The Dcr2p phosphatase destabilizes Sic1p in Saccharomyces cerevisiae

Abstract

Initiation of cell division is controlled by an irreversible switch. In Saccharomyces cerevisiae degradation of the Sic1p protein, an inhibitor of mitotic cyclin/cyclin-dependent kinase complexes, takes place before initiation of DNA replication, at a point called START. Sic1p is phosphorylated by multiple kinases, which can differentially affect the stability of Sic1p. How phosphorylations that stabilize Sic1p are reversed is unknown. Here we show that the Dcr2p phosphatase functionally and physically interacts with Sic1p. Over-expression of Dcr2p destabilizes Sic1p and leads to phenotypes associated with destabilized Sic1p, such as genome instability. Our results identify a novel factor that affects the stability of Sic1p, possibly contributing to mechanisms that trigger initiation of cell division.

Figure 1. DCR2 over-expression leads to chromosome loss

Sectoring assay for chromosome loss, with cells carrying the indicated plasmids. Formation of red sectors indicates chromosome loss.

Figure 2. DCR2 over-expression destabilizes Sic1p

A, The levels of a GAL-induced Sic1p-Protein A fusion (Sic1p-TAG) were monitored by immunoblotting, from cells carrying the indicated plasmids after SIC1 synthesis was turned-off. The Ponceau-stained blots indicate loading. B, The relative half-life was determined from (A) from the band intensities. C, Over-expression of DCR2 allows a fraction of cln cells to complete one extra cell division. cln1,2Δ,GAL-CLN3 cells carrying the indicated plasmids were grown in galactose-containing medium, but they were then shifted to glucose-containing medium to turn CLN3 expression off. From nine independent experiments, the number of divisions the YEp-vector transformants were able to complete is shown on the x-axis, and the corresponding divisions from the paired YEp-DCR2 transformants is shown on the y-axis. The diagonal is shown to indicate where the data points should have fallen if there was no difference between the YEp-vector and YEp-DCR2 samples.

Figure 3. Over-expression of DCR2^DN leads to salt sensitivity

Growth of the indicated strains (all in the BY4741 background) was evaluated by spotting 10-fold serial dilutions of the cultures on solid media, as indicated. The plates were incubated at 30°C and photographed after 4 days.

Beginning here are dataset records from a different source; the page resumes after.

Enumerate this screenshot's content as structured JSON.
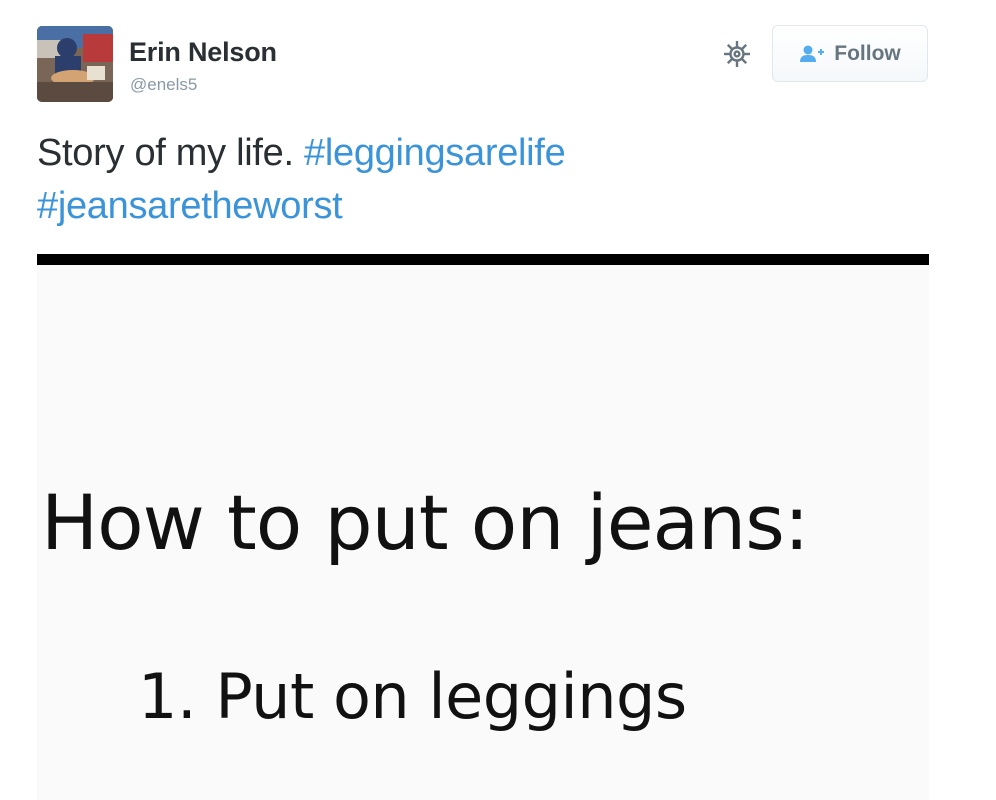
{
  "author": {
    "name": "Erin Nelson",
    "handle": "@enels5",
    "avatar_icon": "profile-photo"
  },
  "actions": {
    "settings_icon": "gear-icon",
    "follow_label": "Follow",
    "follow_icon": "add-user-icon"
  },
  "tweet": {
    "text": "Story of my life.",
    "hashtags": [
      "#leggingsarelife",
      "#jeansaretheworst"
    ]
  },
  "media": {
    "heading": "How to put on jeans:",
    "step_1": "1. Put on leggings"
  },
  "colors": {
    "link": "#3b94d9",
    "text": "#292f33",
    "muted": "#8899a6"
  }
}
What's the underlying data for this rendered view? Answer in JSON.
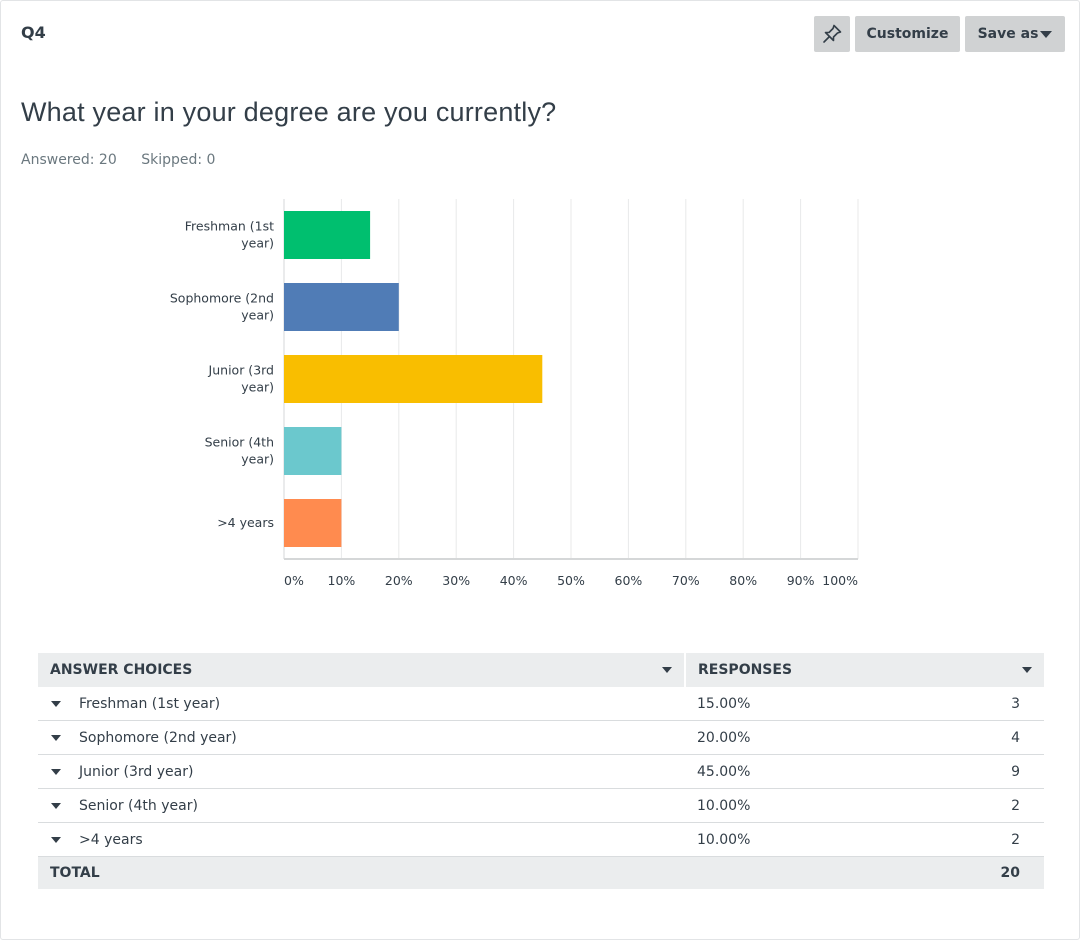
{
  "header": {
    "question_number": "Q4",
    "customize_label": "Customize",
    "save_as_label": "Save as",
    "pin_icon": "pin-icon"
  },
  "question": {
    "title": "What year in your degree are you currently?",
    "answered": "Answered: 20",
    "skipped": "Skipped: 0"
  },
  "chart_data": {
    "type": "bar",
    "orientation": "horizontal",
    "categories": [
      [
        "Freshman (1st",
        "year)"
      ],
      [
        "Sophomore (2nd",
        "year)"
      ],
      [
        "Junior (3rd",
        "year)"
      ],
      [
        "Senior (4th",
        "year)"
      ],
      [
        ">4 years"
      ]
    ],
    "values": [
      15,
      20,
      45,
      10,
      10
    ],
    "colors": [
      "#00bf6f",
      "#507cb6",
      "#f9be00",
      "#6bc8cd",
      "#ff8b4f"
    ],
    "xlim": [
      0,
      100
    ],
    "x_ticks": [
      "0%",
      "10%",
      "20%",
      "30%",
      "40%",
      "50%",
      "60%",
      "70%",
      "80%",
      "90%",
      "100%"
    ],
    "grid": true
  },
  "table": {
    "headers": [
      "ANSWER CHOICES",
      "RESPONSES"
    ],
    "rows": [
      {
        "choice": "Freshman (1st year)",
        "pct": "15.00%",
        "count": "3"
      },
      {
        "choice": "Sophomore (2nd year)",
        "pct": "20.00%",
        "count": "4"
      },
      {
        "choice": "Junior (3rd year)",
        "pct": "45.00%",
        "count": "9"
      },
      {
        "choice": "Senior (4th year)",
        "pct": "10.00%",
        "count": "2"
      },
      {
        "choice": ">4 years",
        "pct": "10.00%",
        "count": "2"
      }
    ],
    "total_label": "TOTAL",
    "total_count": "20"
  }
}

Figure 4. Dcr2p targets Sic1p

A, SIC1-TAP cells carrying the indicated plasmids were grown as described in the text, and samples were subjected to SDS-PAGE either directly (bottom panel) or after the GAL-induced gene products fused to GST were precipitated with glutathione beads (top panels). For immunoblotting (IB) we used the indicated antibodies. B, Sic1p was precipitated with Co²⁺ beads from P_GAL-SIC1-TAG cells, which were arrested in G1 with α–factor and treated with high salt to promote Sic1p phosphorylation. Sic1p was then incubated with recombinant Dcr2p, Dcr2p^DN, or λ–PPase, in the presence (+) or absence (-) of phosphatase inhibitor cocktails, as indicated. The reactions were analyzed by SDS-PAGE and blotting, followed by phosphoprotein-specific detection (top), or immunoblotting with the PAP reagent (bottom).